Down a Group:Valency remains the same.
Atomic Size (Atomic Radius):The distance from the center of the nucleus to the outermost shell of an isolated atom.
Across a Period (left to right):Atomic size generally decreases. This is because the nuclear charge increases, pulling the electrons closer to the nucleus.
Down a Group (top to bottom):Atomic size generally increases. This is due to the addition of new electron shells, increasing the distance between the nucleus and the outermost electrons.
Metallic Character:
The tendency of an atom to lose electrons.

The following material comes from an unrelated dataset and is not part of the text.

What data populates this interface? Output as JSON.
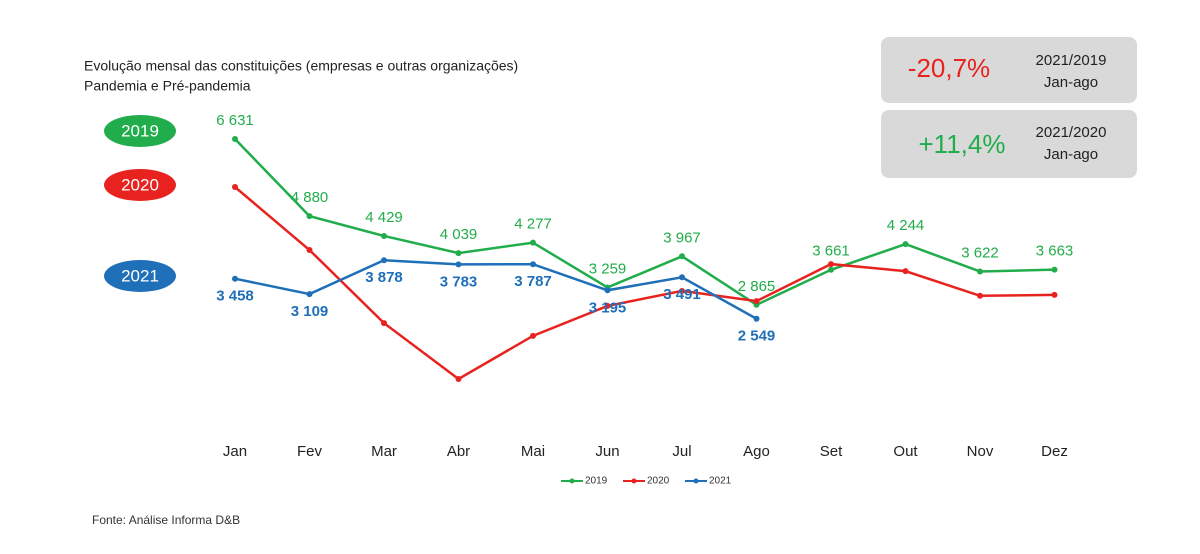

Across a Period:Metallic character decreases (elements become more non-metallic). This is because the effective nuclear charge increases, making it harder for atoms to lose electrons.
Down a Group:Metallic character increases. This is due to the increase in atomic size and the decreasing effective nuclear charge, making it easier for atoms to lose electrons.
Non-Metallic Character:
The tendency of an atom to gain electrons.
Across a Period:Non-metallic character increases.
Down a Group:Non-metallic character decreases.
Electronegativity:
The tendency of an atom to attract electrons towards itself in a chemical bond.
Across a Period:Increases.
Down a Group:Decreases.
Nature of Oxides:Metallic oxides are generally basic (e.g., Na2O, MgO).
Non-metallic oxides are generally acidic (e.g., CO2, SO2).
Amphoteric oxides show both acidic and basic properties (e.g., Al2O3, ZnO).